建立快速螢光檢測平台應用於診斷人體基因變異
建立快速螢光檢測平台應用於診斷人體基因變異
近幾年來,大眾開始對健康與預防醫學的重視,而使得【基因檢測】成為相當重視的國家發展主題與學術研究項目。自2000年人類基因體計畫完成以來,越來越多的基因功能被解讀成功,已超過2000種基因相關疾病被發現,如今已有700多種基因相關疾病已開發出相應藥物及治療方法,且癌症與許多罕見疾病。基因檢測是偵測染色體結構中之DNA序列是否發生變異位點或基因表現程度,提供受檢者與醫療研究人員評估一些與基因遺傳有關的疾病、體質或個人特質的依據,也是精準醫學分析的一種方法。每一個人的DNA基因都是獨特的個人化資訊,造成每一個人的先天體質,健康狀況,特徵都不相同;2008年,美國時代雜誌曾經把這個革命性技術評選為2008年度最佳創新之首。
而現行基因檢測技術經常需要使用到一些昂貴耗材或大型儀器,使得檢測費用較高 (約2000-5000元等),且須時數日至數週,因此並非所有實驗室皆可完成之檢驗技術,而為了使基因檢測技術更簡單、方便、準確且快速,本研究開發一『快速應用螢光於基因變異檢測之技術』,應用於分析運動神經元存活基因(survival motor neuron gene,簡稱SMN)以診斷脊髓肌肉萎縮症(spinal muscular atrophy,簡稱SMA)。
脊髓肌肉萎縮症為一種先天遺傳的疾病,造成病患肌肉無力且萎縮,輕症者行動不便,重症者則會因呼吸衰竭而死亡。
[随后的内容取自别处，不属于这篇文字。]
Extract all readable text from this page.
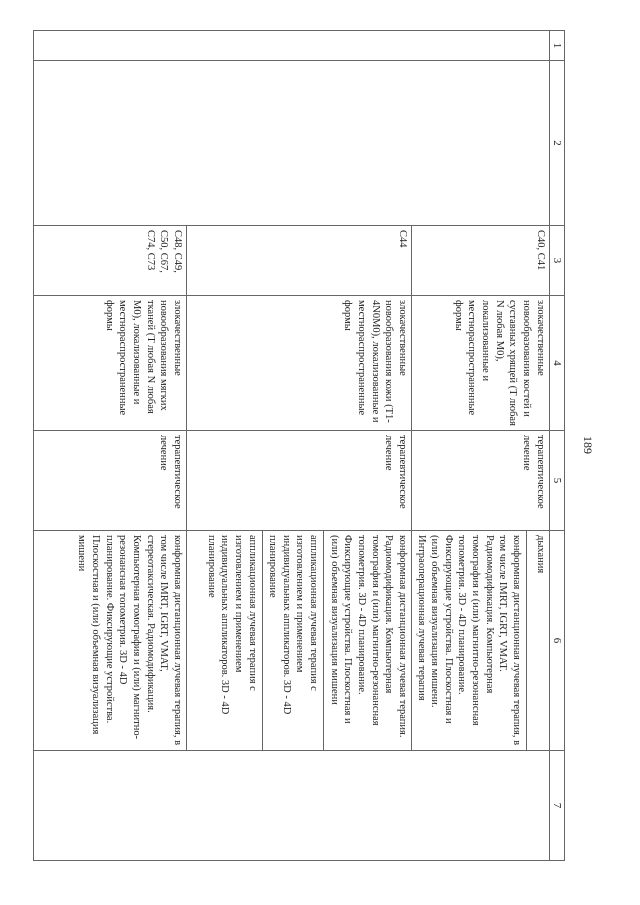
189
1	2	3	4	5	6	7
		C40, C41	злокачественные новообразования костей и суставных хрящей (T любая N любая M0), локализованные и местнораспространенные формы	терапевтическое лечение	дыхания
конформная дистанционная лучевая терапия, в том числе IMRT, IGRT, VMAT. Радиомодификация. Компьютерная томография и (или) магнитно-резонансная топометрия. 3D - 4D планирование. Фиксирующие устройства. Плоскостная и (или) объемная визуализация мишени.
Интраоперационная лучевая терапия	

		C44	злокачественные новообразования кожи (T1-4N0M0), локализованные и местнораспространенные формы	терапевтическое лечение	конформная дистанционная лучевая терапия. Радиомодификация. Компьютерная томография и (или) магнитно-резонансная топометрия. 3D - 4D планирование. Фиксирующие устройства. Плоскостная и (или) объемная визуализация мишени
аппликационная лучевая терапия с изготовлением и применением индивидуальных аппликаторов. 3D - 4D планирование
аппликационная лучевая терапия с изготовлением и применением индивидуальных аппликаторов. 3D - 4D планирование	

		C48, C49, C50, C67, C74, C73	злокачественные новообразования мягких тканей (T любая N любая M0), локализованные и местнораспространенные формы	терапевтическое лечение	конформная дистанционная лучевая терапия, в том числе IMRT, IGRT, VMAT, стереотаксическая. Радиомодификация. Компьютерная томография и (или) магнитно-резонансная топометрия. 3D - 4D планирование. Фиксирующие устройства. Плоскостная и (или) объемная визуализация мишени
現行已知運動神經元存活基因為控制此疾病之基因,於懷孕初期診斷該基因可96%預防此疾病發生或進行即早治療,因此該基因檢測已是懷孕婦女必檢測之基因項目之一。目前為止,臨床上有數種方法可用來診斷該基因,包括有限制酶酵素分解法(RFLP),real-time PCR方法、denatured HPLC (DHPLC),毛細管電泳法、質譜分析法或Multiplex Ligation-dependent Probe Amplification (MLPA)等,但該些方法就如同前述的傳統基因分析方法,分析耗時且需要一些昂貴耗材或大型儀器。而本研究為使基因檢測更加簡單且快速,設計一快速螢光基因檢測平台,其原理如圖形摘要所示,僅須於引子對修飾Biotin基團與螢光基團,另搭配磁珠基因捕捉與純化,最後用限制酶酵素將捕捉基因片段進行剪切,即可應用螢光的強弱變化,了解該運動神經元存活基因為何種基因型。此方法方便、簡單且快速,且該方法具有通用性,只要選擇適當的限制酶酵素即可應用於不同基因之檢測,相當地適合應用於分析各種不同類型的基因變異。
圖形摘要
應用與亮點:
1.基因檢測是偵測染色體結構中之DNA序列是否發生變異位點或基因表現程度,提供受檢者與醫療研究人員評估一些與基因遺傳有關的疾病、體質或個人特質的依據,也是精準醫學分析的一種方法。
2.本研究開發一『快速應用螢光於基因變異檢測之技術』,應用單純螢光強弱於分析運動神經元存活基因(survival motor neuron gene,簡稱SMN)以診斷脊髓肌肉萎縮症(spinal muscular atrophy,簡稱SMA)。
3. 此方法方便、簡單且快速,且該方法具有通用性,只要選擇適當的限制酶酵素即可應用於不同基因之檢測,相當地適合應用於分析各種不同類型的基因變異。
【研究團隊】
團隊成員:王俊棋、陳俊安、鐘育志、柯黃盛
代表單位:高雄醫學大學 藥學系
團隊簡介:
該研究團隊長年來致力於毛細管電泳法、藥物分析、基因分析、特殊探針及引子設計、奈米粒子合成及應用等,已開發出多項藥物監測或基因檢測之技術,且獲得多項專利。
研究聯繫Email:chunchi0716@kmu.edu.tw
【論文資訊】
論文出處:Analytical Chemistry 2018, 90(19): 11599–11606.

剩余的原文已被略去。